Negli Stati Uniti si prevede il ricorso ai farmaci negli under 12: in cosa consiste la terapia e in quali casi è utile?
“Il mondo statunitense è completamente diverso da quello europeo e la farmacologia ha fatto davvero molti passi in avanti con farmaci che certamente forniranno supporto nella terapia dell’obesità. Dico, però, che va distinto il sovrappeso dalla grande obesità. Per quest’ultima, l’unica possibilità di calo ponderale mantenuto nel tempo resta la chirurgia che, ad oggi, offre risultati e certezze se eseguita in centri dedicati e sotto egida Sicob. Sono sempre dell’opinione che la sinergia tra le diverse terapie possa essere un’ arma vincente e quindi anche la farmacologia potrà supportare l’atto chirurgico al fine di ottenere i migliori risultati. Ma ribadisco la necessità di distinguere gli ambiti dove poter agire: il sovrappeso è diverso dalla grande obesità e per gli adolescenti mi rifaccio alla mia precedente risposta. Prima di approcci terapeutici cambiamo la cultura, lo stile di vita offrendo stimoli nuovi”.
Quali sono le alternative terapeutiche nei giovani e negli adulti?
“La premessa è che solo un lavoro multidisciplinare di un team formato dallo psicologo del comportamento alimentare, dal nutrizionista, dal diabetologo, dal gastroenterologo e laddove sia necessario dal chirurgo rappresenta una possibilità di intervento risolutivo.

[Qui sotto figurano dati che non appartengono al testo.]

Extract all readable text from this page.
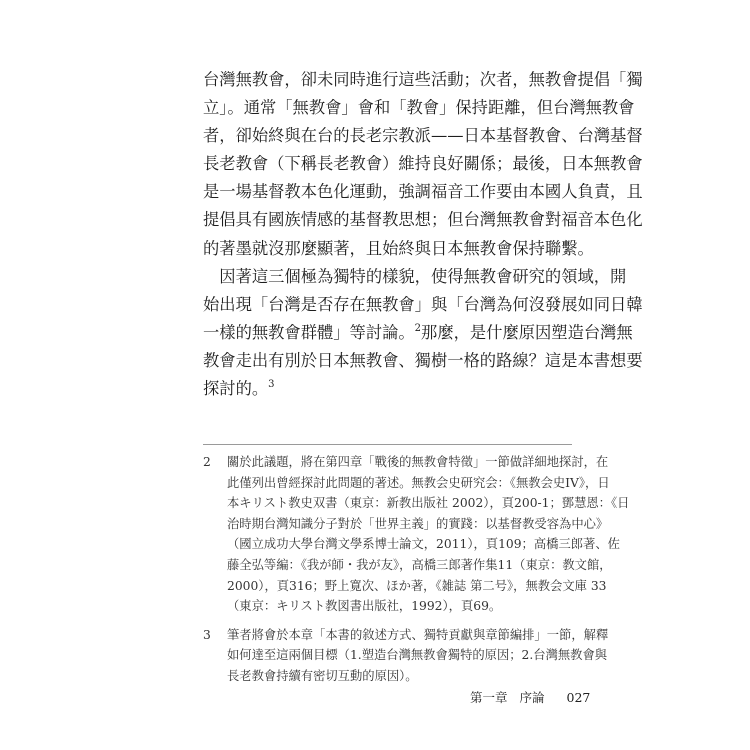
台灣無教會，卻未同時進行這些活動；次者，無教會提倡「獨
立」。通常「無教會」會和「教會」保持距離，但台灣無教會
者，卻始終與在台的長老宗教派——日本基督教會、台灣基督
長老教會（下稱長老教會）維持良好關係；最後，日本無教會
是一場基督教本色化運動，強調福音工作要由本國人負責，且
提倡具有國族情感的基督教思想；但台灣無教會對福音本色化
的著墨就沒那麼顯著，且始終與日本無教會保持聯繫。
因著這三個極為獨特的樣貌，使得無教會研究的領域，開
始出現「台灣是否存在無教會」與「台灣為何沒發展如同日韓
一樣的無教會群體」等討論。$^2$那麼，是什麼原因塑造台灣無
教會走出有別於日本無教會、獨樹一格的路線？這是本書想要
探討的。$^3$
2 關於此議題，將在第四章「戰後的無教會特徵」一節做詳細地探討，在
此僅列出曾經探討此問題的著述。無教会史研究会：《無教会史IV》，日
本キリスト教史双書（東京：新教出版社 2002），頁200-1；鄧慧恩：《日
治時期台灣知識分子對於「世界主義」的實踐：以基督教受容為中心》
（國立成功大學台灣文學系博士論文，2011），頁109；高橋三郎著、佐
藤全弘等編：《我が師・我が友》，高橋三郎著作集11（東京：教文館，
2000），頁316；野上寛次、ほか著，《雑誌 第二号》，無教会文庫 33
（東京：キリスト教図書出版社，1992），頁69。
3 筆者將會於本章「本書的敘述方式、獨特貢獻與章節編排」一節，解釋
如何達至這兩個目標（1.塑造台灣無教會獨特的原因；2.台灣無教會與
長老教會持續有密切互動的原因）。
第一章 序論 027
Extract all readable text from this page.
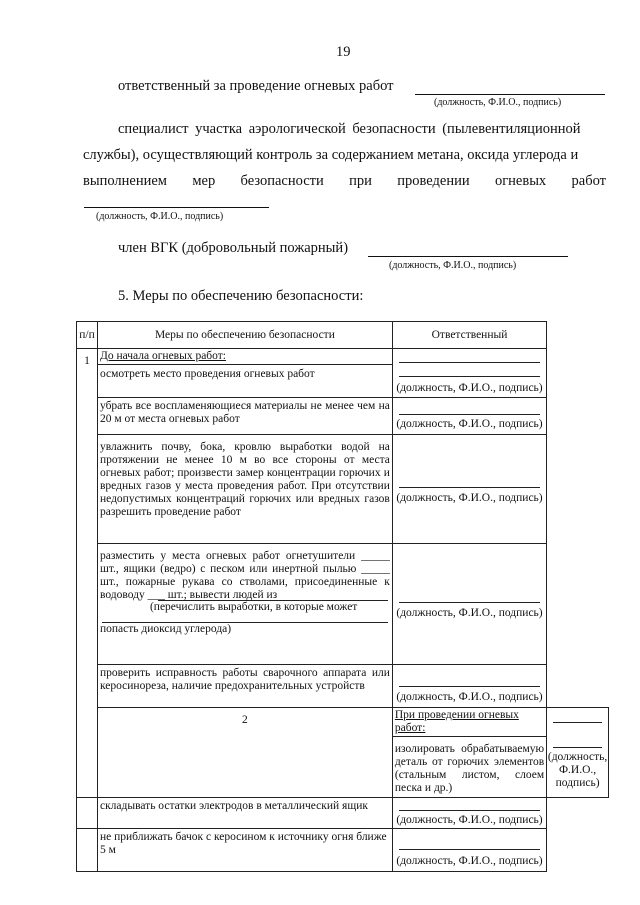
19
ответственный за проведение огневых работ
(должность, Ф.И.О., подпись)
специалист участка аэрологической безопасности (пылевентиляционной
службы), осуществляющий контроль за содержанием метана, оксида углерода и
выполнением мер безопасности при проведении огневых работ
(должность, Ф.И.О., подпись)
член ВГК (добровольный пожарный)
(должность, Ф.И.О., подпись)
5. Меры по обеспечению безопасности:
п/п	Меры по обеспечению безопасности	Ответственный	
1	До начала огневых работ:
осмотреть место проведения огневых работ	(должность, Ф.И.О., подпись)	

	убрать все воспламеняющиеся материалы не менее чем на 20 м от места огневых работ	(должность, Ф.И.О., подпись)	

	увлажнить почву, бока, кровлю выработки водой на протяжении не менее 10 м во все стороны от места огневых работ; произвести замер концентрации горючих и вредных газов у места проведения работ. При отсутствии недопустимых концентраций горючих или вредных газов разрешить проведение работ	(должность, Ф.И.О., подпись)	

	разместить у места огневых работ огнетушители _____ шт., ящики (ведро) с песком или инертной пылью _____ шт., пожарные рукава со стволами, присоединенные к водоводу ___ шт.; вывести людей из
(перечислить выработки, в которые может
попасть диоксид углерода)	(должность, Ф.И.О., подпись)	

	проверить исправность работы сварочного аппарата или керосинореза, наличие предохранительных устройств	(должность, Ф.И.О., подпись)	

	2	При проведении огневых работ:
изолировать обрабатываемую деталь от горючих элементов (стальным листом, слоем песка и др.)	(должность, Ф.И.О., подпись)

	складывать остатки электродов в металлический ящик	(должность, Ф.И.О., подпись)	

	не приближать бачок с керосином к источнику огня ближе 5 м	(должность, Ф.И.О., подпись)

Inoltre va ricordato che ricorrendo ai centri Sicob si ha la certezza di essere garantiti sulla terapia corretta per ogni singolo paziente. Ogni obeso ha il proprio percorso e sta al team individuare quale sia. Laddove sia necessario ricorrere alla chirurgia, va ricordato come il rischio chirurgico bariatrico sia in Italia inferiore a quello di una colecistectomia. Per questo vorrei ricordare che chiunque affronti un intervento chirurgico bariatrico, dopo attenta analisi della sua situazione clinica, non lo fa per un problema estetico, ma per una grave malattia che riduce la quantità e qualità della sua vita”.